The wind and wave action channels and funnels all sorts of debris into this cove, and I remembered thinking in 2018 that the wind was doing us a favour by concentrating all the trash in one small area. I would call it an ‘indicator’ cove in that the amount of plastic that concentrates there can tell us just how well or poorly a coastline is doing plastic-trashwise.

I was very pleasantly surprised to find that after three years away it took me, working on my own, 45 minutes to collect what filled only one full bag of plastic trash. The cove is now once again completely plastic trash-free.

While there were the usual culprits of Coca-Cola bottles and caps and multiple empty plastic water bottles, the concern for me is the huge increase in microplastic scum on the water. The white polystyrene fish crates, thin plastic bags and sheet plastic break down easily under the sun’s UV rays. They then become brittle and reduce in size to individual pieces that are hard to collect and float on or just below the surface for marine species to eat.

How to capture those items will be food for thought for me this season.

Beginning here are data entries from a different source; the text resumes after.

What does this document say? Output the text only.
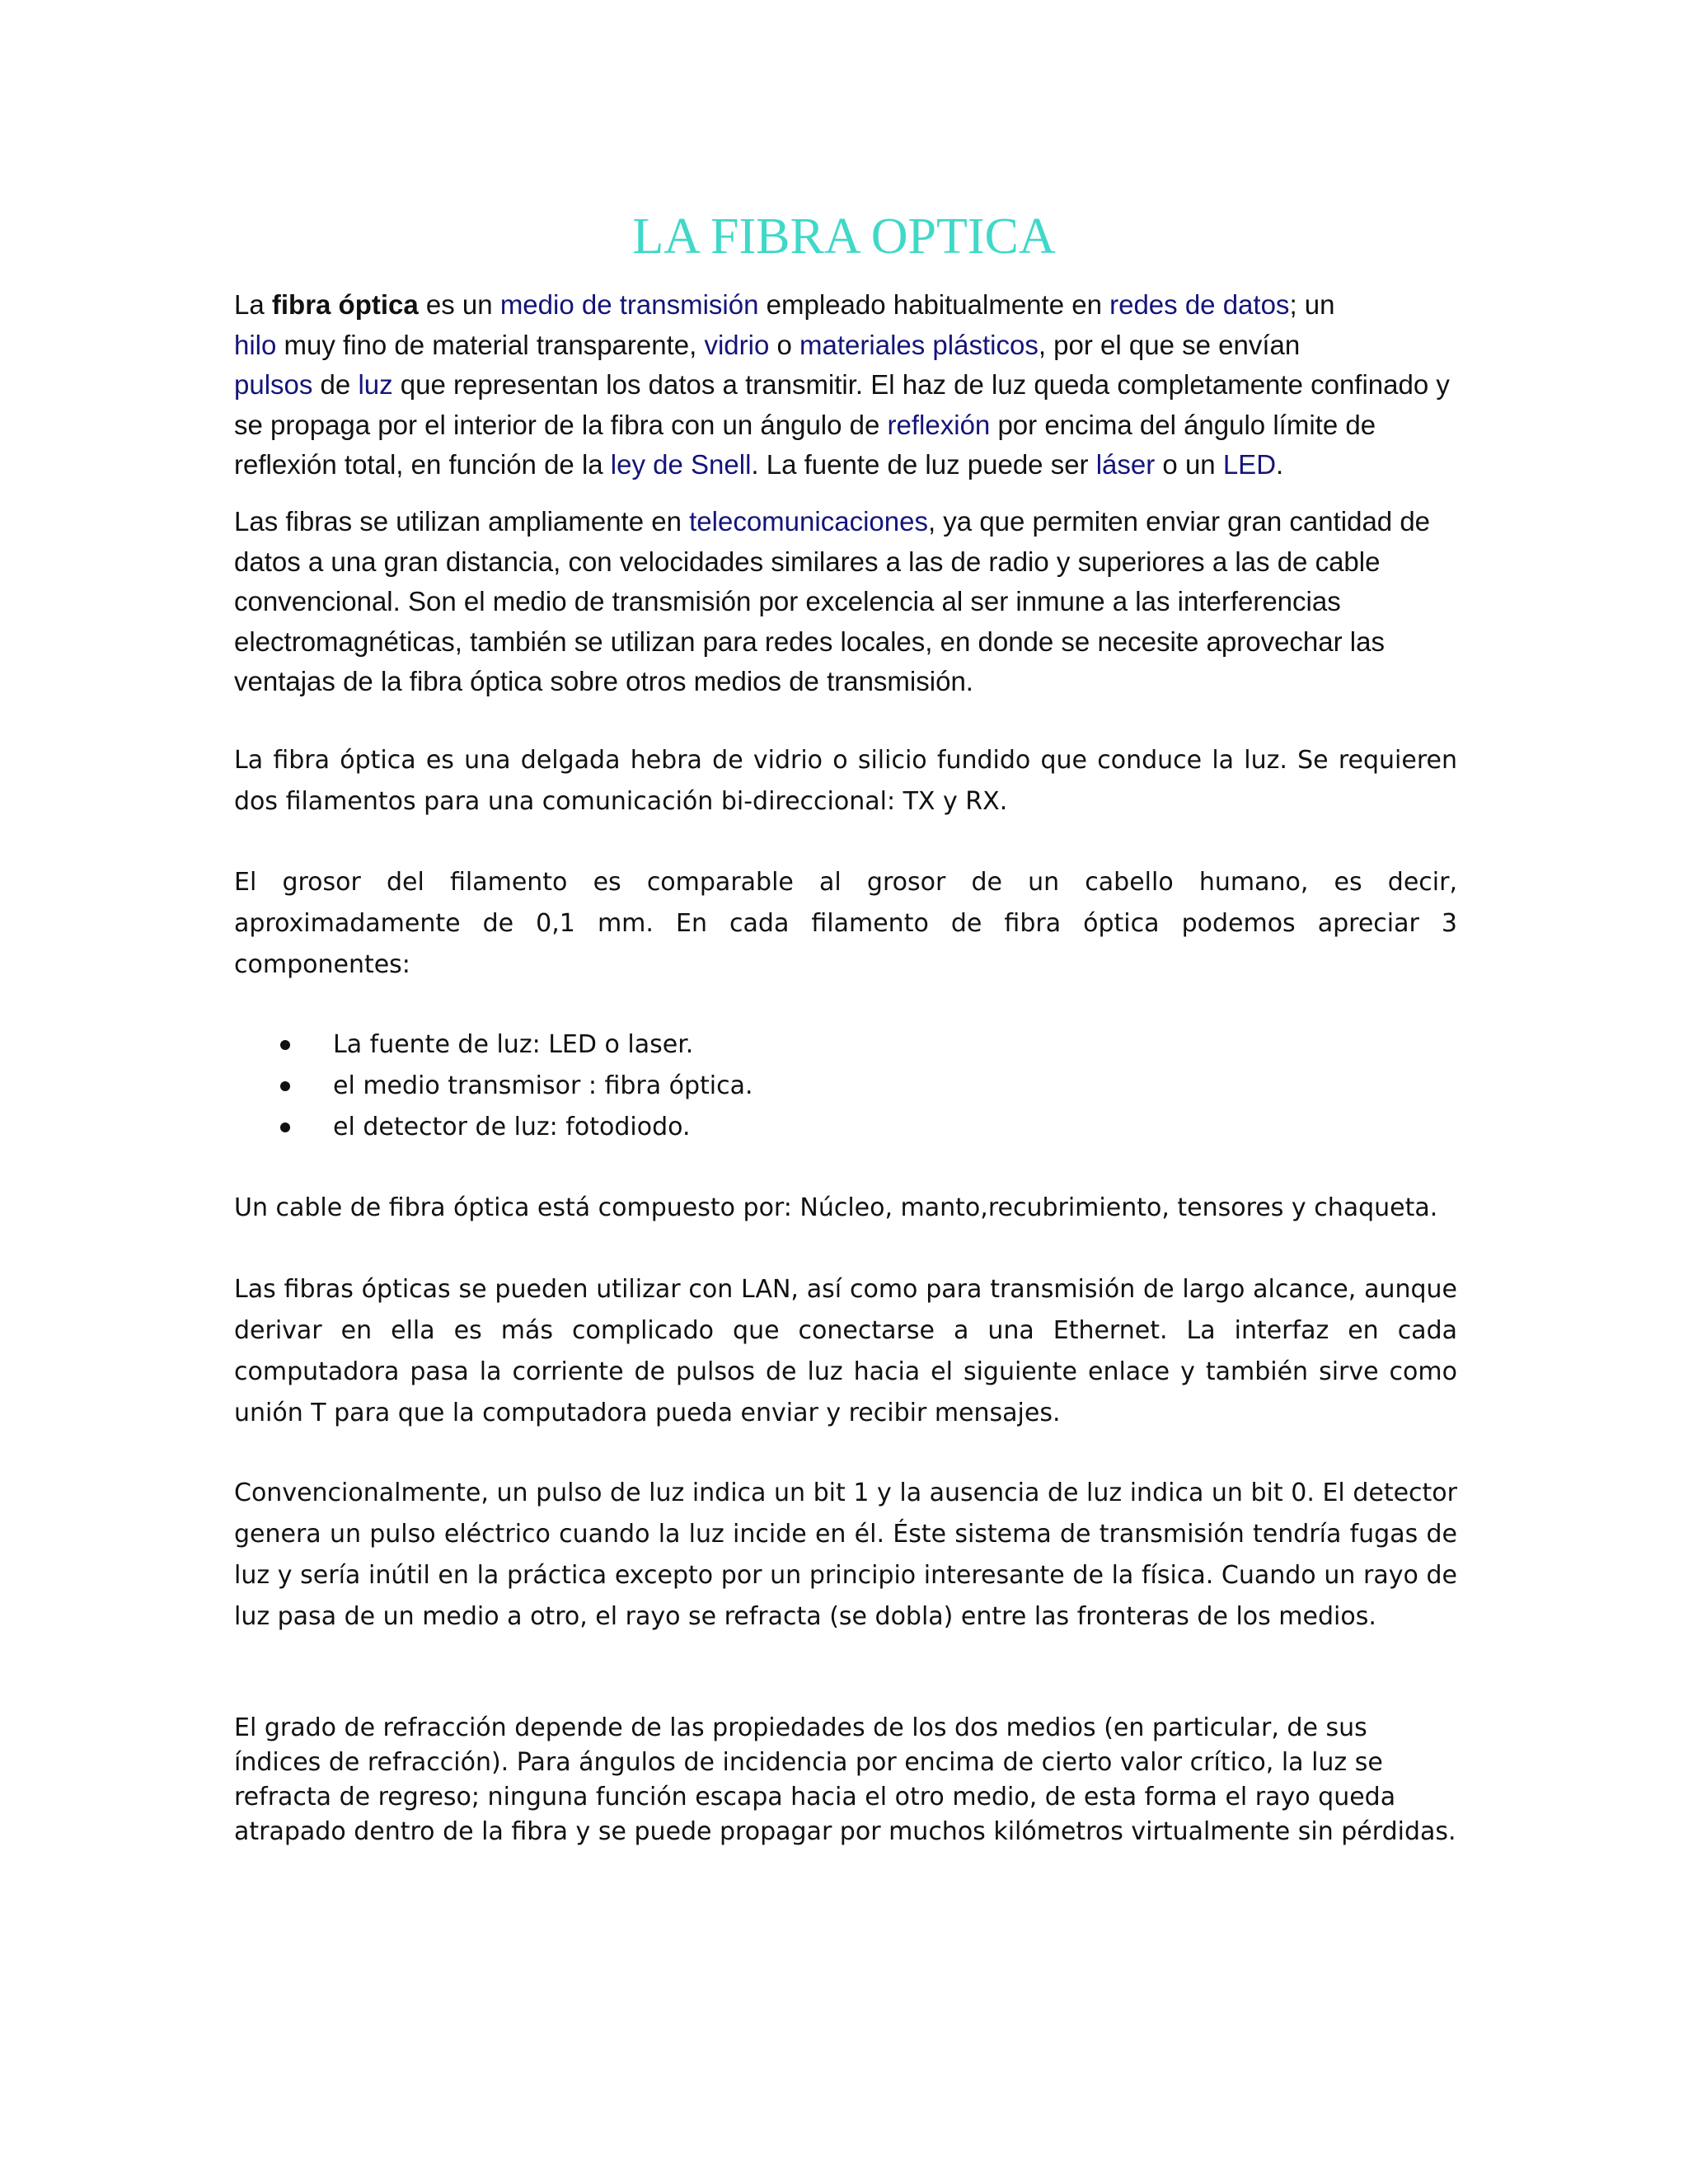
LA FIBRA OPTICA

La fibra óptica es un medio de transmisión empleado habitualmente en redes de datos; un
hilo muy fino de material transparente, vidrio o materiales plásticos, por el que se envían
pulsos de luz que representan los datos a transmitir. El haz de luz queda completamente confinado y se propaga por el interior de la fibra con un ángulo de reflexión por encima del ángulo límite de reflexión total, en función de la ley de Snell. La fuente de luz puede ser láser o un LED.

Las fibras se utilizan ampliamente en telecomunicaciones, ya que permiten enviar gran cantidad de datos a una gran distancia, con velocidades similares a las de radio y superiores a las de cable convencional. Son el medio de transmisión por excelencia al ser inmune a las interferencias electromagnéticas, también se utilizan para redes locales, en donde se necesite aprovechar las ventajas de la fibra óptica sobre otros medios de transmisión.

La fibra óptica es una delgada hebra de vidrio o silicio fundido que conduce la luz. Se requieren dos filamentos para una comunicación bi-direccional: TX y RX.

El grosor del filamento es comparable al grosor de un cabello humano, es decir, aproximadamente de 0,1 mm. En cada filamento de fibra óptica podemos apreciar 3 componentes:

La fuente de luz: LED o laser.
el medio transmisor : fibra óptica.
el detector de luz: fotodiodo.

Un cable de fibra óptica está compuesto por: Núcleo, manto,recubrimiento, tensores y chaqueta.

Las fibras ópticas se pueden utilizar con LAN, así como para transmisión de largo alcance, aunque derivar en ella es más complicado que conectarse a una Ethernet. La interfaz en cada computadora pasa la corriente de pulsos de luz hacia el siguiente enlace y también sirve como unión T para que la computadora pueda enviar y recibir mensajes.

Convencionalmente, un pulso de luz indica un bit 1 y la ausencia de luz indica un bit 0. El detector genera un pulso eléctrico cuando la luz incide en él. Éste sistema de transmisión tendría fugas de luz y sería inútil en la práctica excepto por un principio interesante de la física. Cuando un rayo de luz pasa de un medio a otro, el rayo se refracta (se dobla) entre las fronteras de los medios.

El grado de refracción depende de las propiedades de los dos medios (en particular, de sus índices de refracción). Para ángulos de incidencia por encima de cierto valor crítico, la luz se refracta de regreso; ninguna función escapa hacia el otro medio, de esta forma el rayo queda atrapado dentro de la fibra y se puede propagar por muchos kilómetros virtualmente sin pérdidas.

Microplastic scum and small polystyrene balls broken from larger pieces


Just as the small cove at Gemiler Adasi gives me hope that bays and beaches that are cleaned can remain relatively clear of plastic for an extended period, so is the fact that many of the anchorages we have stopped at during the last six years of cruising in the Mediterranean have been found to be completely clear of plastic trash. This is good news.

However, we cannot be complacent. Yachting is becoming ever more popular and I believe that the shock of Covid has prompted many people to act on their dreams of sailing to distant shores.

It is very easy to become immune or despondent when we see all the trash ashore, but I believe that if we all make an effort to clean the anchorages we stop at, we make the stay more pleasant for ourselves while ‘paying it forward’ for others who will visit there after us.

It’s a virtuous circle: what benefits me benefits my fellow man, benefits the marine environment.